Elk Grove Unified School District outside Sacramento has made rewards a hallmark of its school attendance strategy for six years. As part of the "No Excuses -- Go to School" campaign, middle and high schoolers with a month's worth of perfect attendance have been entered into raffles for laptops, while elementary schoolers with the same records have for bicycles. Local businesses donate the prizes.
The program has been so successful the district changed the rules for winning the grand prize -- a $20,000 voucher for the local auto mall, which also agreed to pay taxes and licenses on the winner's new car. To be eligible, high school seniors used to need one month of perfect attendance over the school year. Starting last year, the criterion was raised to five months.
The attendance push has been particularly strong in California, New York, Texas and other states where schools funding is based on how many children are in their seats each day, rather than enrollment. Several California districts have made a back-to-school ritual of reminding parents that schools lose money whenever kids are out.
Some have asked families with children who missed school for avoidable reasons such as family trips to reimburse schools the $30-$50 a day the absence cost in lost funding, or at least consider having a child with the sniffles or a stomach ache show up for the first part of the day so he or she can be counted before going home sick.
"If a child is not at school for any reason at all, including sickness, the district does not collect revenue," the Spreckels Unified School District in Salinas, Calif., wrote in a pledge form issued this month asking parents to take vacations and to schedule routine doctor's appointments when classes are not in session.
Under pressure from the local district attorney and others to improve its attendance rate, officials in Berkeley last year got much stricter about demanding meetings with parents of students with three unexcused absences and conducting midday "sweeps" of local teen hangouts to identify ditchers. By June, the district had made $1.4 million more for the current school year and avoided laying off 148 teachers, said student services director Susan Craig.
The Pomona Unified School District in Southern California last year launched a voluntary four-hour Saturday school on alternate weekends to help recoup some of the money it was losing due to student absences. A few parents initially objected to infringing on traditional family time, but most warmed up to the idea of kids having a way to get caught up, Superintendent Richard Martinez said.
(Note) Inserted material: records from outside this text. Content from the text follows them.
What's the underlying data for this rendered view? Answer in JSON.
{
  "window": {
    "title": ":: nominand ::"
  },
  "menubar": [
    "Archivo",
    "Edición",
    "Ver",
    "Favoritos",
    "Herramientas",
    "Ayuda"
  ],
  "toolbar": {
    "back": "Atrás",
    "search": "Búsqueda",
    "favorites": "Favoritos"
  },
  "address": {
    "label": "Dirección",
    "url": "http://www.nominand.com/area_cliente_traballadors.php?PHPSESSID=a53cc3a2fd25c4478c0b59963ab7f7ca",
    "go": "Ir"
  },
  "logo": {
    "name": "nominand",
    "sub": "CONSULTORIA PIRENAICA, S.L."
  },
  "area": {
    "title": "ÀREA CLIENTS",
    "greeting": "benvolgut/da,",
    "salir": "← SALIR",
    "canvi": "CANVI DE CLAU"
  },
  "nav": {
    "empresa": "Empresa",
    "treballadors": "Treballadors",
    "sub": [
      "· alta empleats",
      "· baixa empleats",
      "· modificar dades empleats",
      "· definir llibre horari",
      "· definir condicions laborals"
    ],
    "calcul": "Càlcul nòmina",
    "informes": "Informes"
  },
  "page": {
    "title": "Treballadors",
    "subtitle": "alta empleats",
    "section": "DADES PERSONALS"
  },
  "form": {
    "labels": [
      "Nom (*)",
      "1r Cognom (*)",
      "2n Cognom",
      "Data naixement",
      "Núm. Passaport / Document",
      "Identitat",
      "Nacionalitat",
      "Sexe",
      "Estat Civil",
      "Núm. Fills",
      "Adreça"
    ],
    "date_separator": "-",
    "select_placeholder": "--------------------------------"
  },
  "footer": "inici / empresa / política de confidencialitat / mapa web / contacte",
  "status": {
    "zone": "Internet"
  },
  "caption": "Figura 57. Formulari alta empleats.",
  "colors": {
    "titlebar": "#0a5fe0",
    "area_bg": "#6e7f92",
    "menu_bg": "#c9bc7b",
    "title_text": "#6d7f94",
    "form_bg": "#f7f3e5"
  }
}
One-third of the district's 30,032 students attended at least one Saturday session, earning the school system an additional $1 million in state funding. "It made people feel like there is a financial benefit to this whole notion of responsible behavior and establishing good habits," Martinez said.
Hedy Chang, director of Attendance Works, a nonprofit that studies chronic absenteeism, said that while it may seem evident that children will not learn when they are not around to be taught, schools only recently have begun to examine their rolls for students who are falling behind due to excessive excused and unexcused absences.
"If you have a parent who calls in and says my kid is sick, the kid might be sick. Sometimes, they can have transportation issues, or if there is a lot of bullying or separation anxiety for a kid going to school, it will come out as sick," Chang said. "If it continues as a habit, someone needs to notice and talk to the kid and the family ... so you can nip it before it becomes a big problem."
When it comes to devising strategies for getting kids to school, the approaches do not need to be flashy, according to Ken Seeley, president of the National Center for School Engagement in Denver. In Martinez, Calif., teachers had their classes write letters to absent students with at least three unexcused absences to let them know they were missed. And some parents created a "walking school bus" that picked up students who had had a hard time making it to class.
"We give away a lot of alarm clocks," Seeley added.